Níveis crescentes de violência
A ABIN estava particularmente apreensiva em relação aos cartéis Jalisco Nueva Generación (CJNG) e Sinaloa; o primeiro surgiu anos atrás, de uma facção dissidente do Sinaloa.
O relatório foi elaborado na época em que essas duas organizações criminosas firmaram parceria com a facção Primeiro Comando da Capital (PCC) no Brasil. O PCC, considerado o maior grupo criminoso do país, teve origem nas prisões de São Paulo na década de 1990.
A ABIN ficou especialmente preocupada com a possibilidade de o CJNG estabelecer uma posição segura no Brasil, principalmente por uma característica distintiva do cartel: ele é conhecido pelo uso extremo de violência, tanto contra facções rivais quanto contra forças de segurança.
Com essa crueldade, o cartel expandiu seu domínio, estendendo-se desde a costa do Pacífico até o Golfo do México.
“Além de dedicar-se ao tráfico de drogas, [o CJNG] dedica-se aos crimes de extorsão e sequestro, roubo de veículos e tráfico de armas. Também se especializou em oferecer serviços de lavagem de dinheiro em paraísos fiscais para outras facções e até para grupos empresariais", afirmou a Abin.
Alerta oficial emitido para o Brasil
Em janeiro de 2022, a revista Veja divulgou que as autoridades brasileiras haviam recebido advertências de seus homólogos mexicanos sobre o estabelecimento de “conexões tangíveis” do PCC com os cartéis CJNG e Sinaloa.
A ligação do PCC com os cartéis mexicanos foi iniciada por Gilberto Aparecido dos Santos, conhecido como Fuminho, que serviu como braço direito do líder do PCC Marco Wilians Herbas Camacho, o Marcola. Marcola está preso há muitos anos e em 2023 foi transferido para um presídio de segurança máxima em Brasília.
Segundo a revista semanal, as autoridades mexicanas comunicaram essas ações à Embaixada do Brasil em 2018.
Fuminho foi preso em Moçambique em 2020 e depois extraditado ao Brasil. Hoje, está detido na prisão de alta segurança de Catanduvas, no estado do Paraná.
Os objetivos e desdobramentos da aliança entre o PCC e os dois cartéis são investigados tanto pela ABIN quanto pela Polícia Federal, conforme uma fonte policial consultada pelo Entorno.
Segundo a fonte, os cartéis mexicanos não estabeleceram presença física no território brasileiro. No entanto, os seus contatos com o PCC facilitaram várias transações comerciais, colaborações na lavagem de dinheiro e a abertura de novas rotas para o transporte de drogas.

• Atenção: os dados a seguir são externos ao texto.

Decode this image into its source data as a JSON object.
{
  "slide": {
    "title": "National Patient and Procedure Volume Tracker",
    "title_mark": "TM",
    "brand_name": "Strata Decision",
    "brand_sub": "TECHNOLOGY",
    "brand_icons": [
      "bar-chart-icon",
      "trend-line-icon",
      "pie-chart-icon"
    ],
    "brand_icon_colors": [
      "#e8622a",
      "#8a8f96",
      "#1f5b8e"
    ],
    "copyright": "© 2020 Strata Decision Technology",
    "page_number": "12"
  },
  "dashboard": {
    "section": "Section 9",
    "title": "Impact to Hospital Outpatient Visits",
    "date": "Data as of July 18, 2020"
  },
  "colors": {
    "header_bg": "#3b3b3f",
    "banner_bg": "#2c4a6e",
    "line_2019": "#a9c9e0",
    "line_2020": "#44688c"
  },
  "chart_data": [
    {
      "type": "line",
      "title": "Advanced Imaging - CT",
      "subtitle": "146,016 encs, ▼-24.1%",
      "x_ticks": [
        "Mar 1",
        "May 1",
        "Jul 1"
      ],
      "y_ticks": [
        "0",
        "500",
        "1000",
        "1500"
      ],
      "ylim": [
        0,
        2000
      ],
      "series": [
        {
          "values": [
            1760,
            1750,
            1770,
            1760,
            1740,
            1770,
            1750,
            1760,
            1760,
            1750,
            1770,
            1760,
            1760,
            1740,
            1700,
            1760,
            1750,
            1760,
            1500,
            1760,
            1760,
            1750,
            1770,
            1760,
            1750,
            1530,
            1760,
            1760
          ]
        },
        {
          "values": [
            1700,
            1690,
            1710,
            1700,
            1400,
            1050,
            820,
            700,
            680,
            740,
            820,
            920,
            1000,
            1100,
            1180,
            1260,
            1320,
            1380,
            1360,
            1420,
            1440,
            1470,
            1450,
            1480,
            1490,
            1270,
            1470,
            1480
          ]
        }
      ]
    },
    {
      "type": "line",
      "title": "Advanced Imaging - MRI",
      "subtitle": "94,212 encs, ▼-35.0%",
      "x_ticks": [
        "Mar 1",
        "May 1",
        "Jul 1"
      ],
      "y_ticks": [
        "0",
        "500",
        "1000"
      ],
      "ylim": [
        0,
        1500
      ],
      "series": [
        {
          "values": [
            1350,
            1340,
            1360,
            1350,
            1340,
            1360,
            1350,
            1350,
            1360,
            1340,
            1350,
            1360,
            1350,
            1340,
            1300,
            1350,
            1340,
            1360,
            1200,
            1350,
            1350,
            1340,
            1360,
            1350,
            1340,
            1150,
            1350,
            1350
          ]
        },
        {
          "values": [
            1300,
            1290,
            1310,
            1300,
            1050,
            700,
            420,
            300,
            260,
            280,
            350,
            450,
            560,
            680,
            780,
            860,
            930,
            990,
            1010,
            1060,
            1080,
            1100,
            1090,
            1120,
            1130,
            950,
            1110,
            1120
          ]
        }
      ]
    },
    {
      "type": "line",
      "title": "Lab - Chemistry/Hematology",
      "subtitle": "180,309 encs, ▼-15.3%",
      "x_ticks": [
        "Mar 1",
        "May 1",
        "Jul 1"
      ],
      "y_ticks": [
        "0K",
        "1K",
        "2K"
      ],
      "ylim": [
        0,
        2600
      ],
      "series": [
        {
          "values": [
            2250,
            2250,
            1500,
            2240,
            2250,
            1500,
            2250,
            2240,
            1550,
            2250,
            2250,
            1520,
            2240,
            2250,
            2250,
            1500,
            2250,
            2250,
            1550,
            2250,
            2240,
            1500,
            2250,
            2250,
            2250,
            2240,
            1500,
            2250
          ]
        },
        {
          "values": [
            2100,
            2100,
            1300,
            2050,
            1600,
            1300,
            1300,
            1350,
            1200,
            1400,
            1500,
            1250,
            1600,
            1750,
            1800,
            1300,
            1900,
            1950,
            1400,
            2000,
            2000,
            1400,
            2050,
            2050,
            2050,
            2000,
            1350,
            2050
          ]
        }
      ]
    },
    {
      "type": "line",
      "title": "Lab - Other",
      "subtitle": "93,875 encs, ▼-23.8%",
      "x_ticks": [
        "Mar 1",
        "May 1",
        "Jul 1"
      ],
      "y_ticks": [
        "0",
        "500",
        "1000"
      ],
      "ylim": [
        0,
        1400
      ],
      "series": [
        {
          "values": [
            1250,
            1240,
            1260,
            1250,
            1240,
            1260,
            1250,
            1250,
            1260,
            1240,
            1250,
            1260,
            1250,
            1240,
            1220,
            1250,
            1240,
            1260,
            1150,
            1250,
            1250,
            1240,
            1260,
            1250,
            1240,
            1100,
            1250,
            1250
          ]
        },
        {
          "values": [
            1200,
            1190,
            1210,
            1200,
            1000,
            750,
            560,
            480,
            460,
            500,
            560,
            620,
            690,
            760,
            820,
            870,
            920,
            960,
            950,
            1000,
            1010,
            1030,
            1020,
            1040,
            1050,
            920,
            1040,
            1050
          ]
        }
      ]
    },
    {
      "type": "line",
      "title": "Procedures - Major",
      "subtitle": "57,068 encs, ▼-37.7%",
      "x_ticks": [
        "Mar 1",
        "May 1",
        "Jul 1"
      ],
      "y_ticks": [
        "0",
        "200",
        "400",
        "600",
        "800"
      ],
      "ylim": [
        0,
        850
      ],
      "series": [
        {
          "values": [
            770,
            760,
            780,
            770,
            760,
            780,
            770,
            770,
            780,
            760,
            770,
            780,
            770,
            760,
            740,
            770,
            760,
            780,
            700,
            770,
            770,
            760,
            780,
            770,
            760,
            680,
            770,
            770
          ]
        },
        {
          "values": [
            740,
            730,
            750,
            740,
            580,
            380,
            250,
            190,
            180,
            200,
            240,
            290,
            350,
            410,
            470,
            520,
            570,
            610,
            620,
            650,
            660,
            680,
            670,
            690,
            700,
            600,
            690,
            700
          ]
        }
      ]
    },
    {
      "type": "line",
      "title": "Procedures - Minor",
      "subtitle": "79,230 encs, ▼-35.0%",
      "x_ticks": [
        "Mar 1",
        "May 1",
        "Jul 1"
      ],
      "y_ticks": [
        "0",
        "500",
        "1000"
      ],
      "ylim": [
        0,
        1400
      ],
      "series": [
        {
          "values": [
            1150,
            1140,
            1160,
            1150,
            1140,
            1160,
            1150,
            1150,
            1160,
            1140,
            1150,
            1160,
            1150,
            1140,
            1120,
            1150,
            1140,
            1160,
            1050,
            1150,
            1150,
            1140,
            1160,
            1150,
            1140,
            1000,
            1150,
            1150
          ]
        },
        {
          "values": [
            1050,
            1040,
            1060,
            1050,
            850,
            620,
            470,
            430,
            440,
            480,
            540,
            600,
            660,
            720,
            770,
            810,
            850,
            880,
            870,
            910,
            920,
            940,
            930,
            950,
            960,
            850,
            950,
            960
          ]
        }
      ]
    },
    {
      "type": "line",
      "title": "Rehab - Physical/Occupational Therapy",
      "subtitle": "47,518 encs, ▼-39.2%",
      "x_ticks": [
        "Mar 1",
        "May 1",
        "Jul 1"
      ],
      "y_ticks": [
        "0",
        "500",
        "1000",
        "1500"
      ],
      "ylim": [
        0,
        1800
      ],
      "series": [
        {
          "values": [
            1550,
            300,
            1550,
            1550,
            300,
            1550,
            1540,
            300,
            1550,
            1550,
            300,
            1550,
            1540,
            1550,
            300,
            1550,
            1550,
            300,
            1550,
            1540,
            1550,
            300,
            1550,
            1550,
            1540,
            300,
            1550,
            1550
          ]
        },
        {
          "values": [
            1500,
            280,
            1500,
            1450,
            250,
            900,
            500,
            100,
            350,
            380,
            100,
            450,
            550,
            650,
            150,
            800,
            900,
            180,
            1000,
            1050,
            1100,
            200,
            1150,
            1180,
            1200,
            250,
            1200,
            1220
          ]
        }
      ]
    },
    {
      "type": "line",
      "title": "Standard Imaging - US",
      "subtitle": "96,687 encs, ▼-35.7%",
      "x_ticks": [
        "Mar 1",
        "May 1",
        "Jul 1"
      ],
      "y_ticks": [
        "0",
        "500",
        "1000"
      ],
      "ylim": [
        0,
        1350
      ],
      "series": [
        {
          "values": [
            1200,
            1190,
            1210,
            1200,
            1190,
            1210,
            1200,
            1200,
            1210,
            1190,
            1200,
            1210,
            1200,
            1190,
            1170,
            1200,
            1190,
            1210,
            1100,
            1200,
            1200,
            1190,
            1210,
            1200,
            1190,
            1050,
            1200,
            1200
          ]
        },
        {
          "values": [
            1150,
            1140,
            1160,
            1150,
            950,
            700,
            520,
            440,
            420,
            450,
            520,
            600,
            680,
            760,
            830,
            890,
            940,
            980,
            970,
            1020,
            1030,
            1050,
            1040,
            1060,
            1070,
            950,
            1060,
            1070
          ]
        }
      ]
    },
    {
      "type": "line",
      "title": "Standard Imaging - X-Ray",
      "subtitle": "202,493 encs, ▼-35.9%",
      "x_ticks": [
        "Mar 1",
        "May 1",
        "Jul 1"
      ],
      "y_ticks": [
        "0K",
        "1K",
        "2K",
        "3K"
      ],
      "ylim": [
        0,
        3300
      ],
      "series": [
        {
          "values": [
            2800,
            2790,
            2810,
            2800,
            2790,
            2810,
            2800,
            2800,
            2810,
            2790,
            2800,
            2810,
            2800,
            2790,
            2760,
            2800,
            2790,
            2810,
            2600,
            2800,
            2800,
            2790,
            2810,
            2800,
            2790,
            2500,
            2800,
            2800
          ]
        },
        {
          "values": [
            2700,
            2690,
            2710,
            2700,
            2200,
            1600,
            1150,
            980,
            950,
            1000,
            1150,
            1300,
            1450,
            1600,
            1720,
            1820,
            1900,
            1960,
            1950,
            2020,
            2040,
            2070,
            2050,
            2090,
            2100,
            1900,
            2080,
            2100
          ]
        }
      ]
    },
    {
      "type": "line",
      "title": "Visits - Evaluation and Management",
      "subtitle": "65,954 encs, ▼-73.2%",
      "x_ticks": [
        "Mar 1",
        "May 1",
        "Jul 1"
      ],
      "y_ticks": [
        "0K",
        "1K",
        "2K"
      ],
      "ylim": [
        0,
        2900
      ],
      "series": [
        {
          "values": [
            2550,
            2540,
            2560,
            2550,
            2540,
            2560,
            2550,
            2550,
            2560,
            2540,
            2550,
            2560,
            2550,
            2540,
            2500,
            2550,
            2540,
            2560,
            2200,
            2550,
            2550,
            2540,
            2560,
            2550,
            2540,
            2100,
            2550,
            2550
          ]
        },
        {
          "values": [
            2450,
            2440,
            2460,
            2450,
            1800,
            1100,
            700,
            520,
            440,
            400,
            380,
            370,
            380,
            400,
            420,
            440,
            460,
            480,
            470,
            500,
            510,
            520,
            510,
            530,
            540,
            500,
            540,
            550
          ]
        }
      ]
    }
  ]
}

Os portos brasileiros emergiram como canais essenciais na rede global de comércio de cocaína. As colaborações com os cartéis mexicanos e a máfia italiana 'Ndrangheta facilitaram o fluxo de cocaína para a Europa, de onde a droga é posteriormente distribuída para organizações criminosas, de acordo com o relatório InSight Crime, de janeiro de 2022.
Além disso, essas ligações facilitaram transações ilícitas com grupos criminosos que operam na África Ocidental.